There are few customers, so we have time to debate the merits of each of the plants. I am a woman on a mission. Even before I went to talk with the “mama” or began the work of preparing the soil of my garden and planting flowers, I decided I would call that dry, overgrown patch my “Victory Garden”.
This comes from an old story I heard from World War I and II, when everyone was encouraged to plant a vegetable garden to help boost their food supply as well as increase morale.
However, for me, I realized it was not to symbolize victory over my circumstances, or to increase my food supply (considering that if you eat most flowers you will become very sick). Rather, it was to be a symbol of the spiritual victory God would give me in the middle of my circumstances.
God’s voice became louder as he brought the following verses to mind:
“What, then, shall we say in response to these things? If God is for us, who can be against us? He who did not spare his own Son, but gave him up for us all- how will he not also, along with him, graciously give us all things? No, in all these things we are more than conquerors through him who loved us.” Romans 8:31-32, 37 NIV
I finally settle on two types of bushes and a ground cover in the succulent family. This ground cover thrives in the sun, does not need much water, and its flowers explode into color in the heat of the day, when everything else is wilting.
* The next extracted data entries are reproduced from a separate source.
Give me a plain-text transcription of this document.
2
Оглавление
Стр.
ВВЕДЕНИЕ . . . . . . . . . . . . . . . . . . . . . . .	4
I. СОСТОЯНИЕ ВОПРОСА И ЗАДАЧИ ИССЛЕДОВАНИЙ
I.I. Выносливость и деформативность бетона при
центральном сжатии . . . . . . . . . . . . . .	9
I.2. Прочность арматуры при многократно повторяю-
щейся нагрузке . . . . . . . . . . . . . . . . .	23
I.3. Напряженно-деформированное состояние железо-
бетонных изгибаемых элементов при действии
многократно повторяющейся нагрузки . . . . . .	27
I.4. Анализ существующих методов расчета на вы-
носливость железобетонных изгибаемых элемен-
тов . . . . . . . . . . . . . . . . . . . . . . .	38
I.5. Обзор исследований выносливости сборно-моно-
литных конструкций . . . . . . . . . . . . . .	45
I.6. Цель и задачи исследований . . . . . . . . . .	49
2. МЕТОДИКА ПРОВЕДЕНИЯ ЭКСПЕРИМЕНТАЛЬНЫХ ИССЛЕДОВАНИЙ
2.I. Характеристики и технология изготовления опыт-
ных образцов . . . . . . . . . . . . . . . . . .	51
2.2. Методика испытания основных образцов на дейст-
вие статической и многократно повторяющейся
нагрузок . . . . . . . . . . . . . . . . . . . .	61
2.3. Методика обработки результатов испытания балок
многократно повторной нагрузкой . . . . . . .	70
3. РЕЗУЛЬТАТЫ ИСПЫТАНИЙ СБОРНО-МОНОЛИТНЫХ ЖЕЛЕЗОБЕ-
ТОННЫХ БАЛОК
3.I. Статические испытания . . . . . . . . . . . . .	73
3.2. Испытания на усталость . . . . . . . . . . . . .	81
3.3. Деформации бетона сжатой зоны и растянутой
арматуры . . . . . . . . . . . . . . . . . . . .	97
We had planted these before when we lived somewhere else that was hot and just looking at them, I could feel God speaking to me again. They represented the hope found in the above verses. God would meet me right where I was. He would take the dry soil of my heart and guide me over and around the rocks of the difficult situations in my life.
It is because of Jesus’ death on the cross on my behalf, that I can claim victory. When the heat of my circumstances make things almost unbearable, I can shine with the presence of the Holy Spirit, just like my flowers do in the noon day sun.
My circumstances have not changed since I’d planted my garden, in fact, from a human perspective, they’ve gotten much worse. I still cannot see the big picture, the one that shows me how everything fits into God’s big plan, but I know he isn’t taken by surprise.
I am so thankful God reminded me of these powerful truths. Instead of stressing and worrying all the time, I now have peace. I can make it through each day without crying, although when I do cry, I know it is okay because I have learned it’s okay to struggle. God understands and is there with me.
We can remember, especially in times of crisis, that because of what Jesus did on the cross on our behalf:
· We are not alone. He will never leave us. He will take care of us. (Hebrews 13:5)
· We are victorious, not victims. (Romans 8:31-32, 37)
· Even though we may not understand God’s plan, he is in control, loves us and wants the best for us. (Jeremiah 29:11-13)
God continues to use that garden to speak to my heart. I am reminded that he has not guaranteed me an easy life, but he has promised that he will not leave me. He has given me spiritual victory and enables me to thrive where I am when I let him shine through me.